I have one story that goes from southern Germany into Switzerland. Another that is off the coast of Brittany, while a second one is in a Breton forest. My novel takes place in Dacia and Moesia and Thrace--lands north and south of the lower Danube. My WIP starts in the Camargue (southern France) and ends in the Pyrenees. Queued up are stories set in the Harz Mountains, one that runs from Sicily to Germany, and another in Venice (though I may relocate it to one of Venice's medieval outposts).

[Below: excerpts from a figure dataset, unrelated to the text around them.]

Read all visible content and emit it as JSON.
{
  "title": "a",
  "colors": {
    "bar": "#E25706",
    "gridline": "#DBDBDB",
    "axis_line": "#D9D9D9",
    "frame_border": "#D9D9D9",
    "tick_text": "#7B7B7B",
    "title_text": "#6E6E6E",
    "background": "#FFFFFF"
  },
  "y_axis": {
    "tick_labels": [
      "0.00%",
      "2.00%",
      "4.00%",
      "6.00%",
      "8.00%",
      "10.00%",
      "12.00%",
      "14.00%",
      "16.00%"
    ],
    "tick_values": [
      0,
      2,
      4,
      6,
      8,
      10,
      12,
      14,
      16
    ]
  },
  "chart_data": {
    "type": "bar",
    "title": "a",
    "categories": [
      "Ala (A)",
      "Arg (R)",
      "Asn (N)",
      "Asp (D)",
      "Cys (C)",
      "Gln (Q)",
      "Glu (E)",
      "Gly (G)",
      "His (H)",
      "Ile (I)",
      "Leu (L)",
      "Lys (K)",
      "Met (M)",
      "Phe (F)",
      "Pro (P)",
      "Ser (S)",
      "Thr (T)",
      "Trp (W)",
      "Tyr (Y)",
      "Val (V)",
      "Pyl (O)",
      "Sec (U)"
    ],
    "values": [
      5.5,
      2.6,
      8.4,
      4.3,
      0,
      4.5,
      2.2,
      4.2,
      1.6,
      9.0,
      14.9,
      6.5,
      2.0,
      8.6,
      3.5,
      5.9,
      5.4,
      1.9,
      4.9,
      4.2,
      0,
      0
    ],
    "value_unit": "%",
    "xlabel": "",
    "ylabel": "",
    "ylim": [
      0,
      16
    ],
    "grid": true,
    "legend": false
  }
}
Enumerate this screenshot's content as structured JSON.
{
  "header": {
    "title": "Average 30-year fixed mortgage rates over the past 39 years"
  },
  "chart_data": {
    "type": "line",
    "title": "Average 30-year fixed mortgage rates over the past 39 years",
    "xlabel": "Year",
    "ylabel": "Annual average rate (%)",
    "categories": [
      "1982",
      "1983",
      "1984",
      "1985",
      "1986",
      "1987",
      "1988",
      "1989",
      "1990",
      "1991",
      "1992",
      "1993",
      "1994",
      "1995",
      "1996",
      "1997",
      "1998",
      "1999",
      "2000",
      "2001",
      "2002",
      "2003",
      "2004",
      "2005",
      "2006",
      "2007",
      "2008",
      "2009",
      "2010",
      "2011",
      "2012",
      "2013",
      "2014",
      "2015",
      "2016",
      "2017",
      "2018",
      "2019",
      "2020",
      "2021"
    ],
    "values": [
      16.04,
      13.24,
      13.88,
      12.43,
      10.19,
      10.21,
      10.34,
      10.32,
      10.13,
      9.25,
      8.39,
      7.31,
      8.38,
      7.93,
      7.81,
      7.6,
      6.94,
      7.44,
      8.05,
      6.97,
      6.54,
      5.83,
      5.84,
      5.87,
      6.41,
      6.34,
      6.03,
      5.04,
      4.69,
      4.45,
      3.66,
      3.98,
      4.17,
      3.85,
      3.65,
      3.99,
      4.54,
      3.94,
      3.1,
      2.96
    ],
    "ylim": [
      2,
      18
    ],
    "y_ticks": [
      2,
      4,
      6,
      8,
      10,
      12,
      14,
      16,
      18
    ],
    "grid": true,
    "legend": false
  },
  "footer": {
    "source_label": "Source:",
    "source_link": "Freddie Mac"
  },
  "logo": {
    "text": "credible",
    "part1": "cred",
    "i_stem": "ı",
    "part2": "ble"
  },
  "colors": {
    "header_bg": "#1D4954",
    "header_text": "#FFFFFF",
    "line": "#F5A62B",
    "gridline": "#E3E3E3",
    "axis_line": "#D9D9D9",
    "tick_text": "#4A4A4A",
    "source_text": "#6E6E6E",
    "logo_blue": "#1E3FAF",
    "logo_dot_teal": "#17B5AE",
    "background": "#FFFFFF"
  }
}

I, too, am quite done with stories set in England, the British Isles more generally, and places that are modeled on them. Nothing wrong with the choice; I just don't want to write there.

Well. Maybe Stamford Bridge with dragons.
 

Corwynn

Troubadour
I write typically in medieval settings, but I've no special love for them. I would just as easy pick another setting if a story seemed to be calling for it. A diverse world, of course, would have many different settings at once, whether the characters travelled to them or not. In the current one, I set the story near the frozen north, and the nobility are few and do not have a very wide reach.

The original poster asked this back in 2012, so I suspect he does not care very much about the answers. I do enjoy the site, and I enjoy very much the questions that pop up, if nothing else, it gets me thinking about stuff I might not otherwise. Seems people don't mind answering the old threads (and I think the google bots help to put them back into circulation). Just wondering how others feel about pulling back old threads? Some of the past questions do seem very cool, but I usually pass on them because of their age.

You raise a good point. Not all of a world will be at the same development level. Even now there are a few isolated tribes that never advanced past the stone age, and this was even more the case in the past. In my own world I wanted to level the playing field a bit, so that one region didn't get an overwhelming advantage over the rest like Europe did in ours. In my world, it is less of a case of haves and have-nots, but rather certain nations and cultures are better and more advanced at different things. One culture might be better with magic, another with machines, another with biology, and so on.

Personally, I don't think there's anything wrong with being a gravedigger (I prefer the term "resurrectionist" myself). There are a lot of old threads that I would like to weigh in on, but posting after such a long time still feels awkward to me.
 

skip.knox

toujours gai, archie
Moderator
Haves and have nots work at a local level, too. There were parts of Europe that were very much worse off than other parts, and in some areas these were separated by less than a hundred miles. It's easy to say that Europe was advanced, but in fact medieval Europe was an extremely complex collection of cultures and sub-cultures. That's one reason why I find it an inexhaustible source of story ideas.
 
I think European culture is largely ignored (don’t shoot me yet).
The reason I say is because we always end up getting a vaguely English or German flair, but we don’t often get stories based in other regions. Eastern Europe and the Mediterranean are rich with culture, yet they remain largely ignored.

That being said, I don’t typically use European settings. What I’m working on right now takes place in a world based on the Mississippian culture, but afterwords I do hope on making something based in Bronze Age Anatolia.
 
I use a made up setting based on European architecture and terminology quite often. I don't think many writers ever use actual Europe as a setting, I assume you mean made up lands that look like Europe.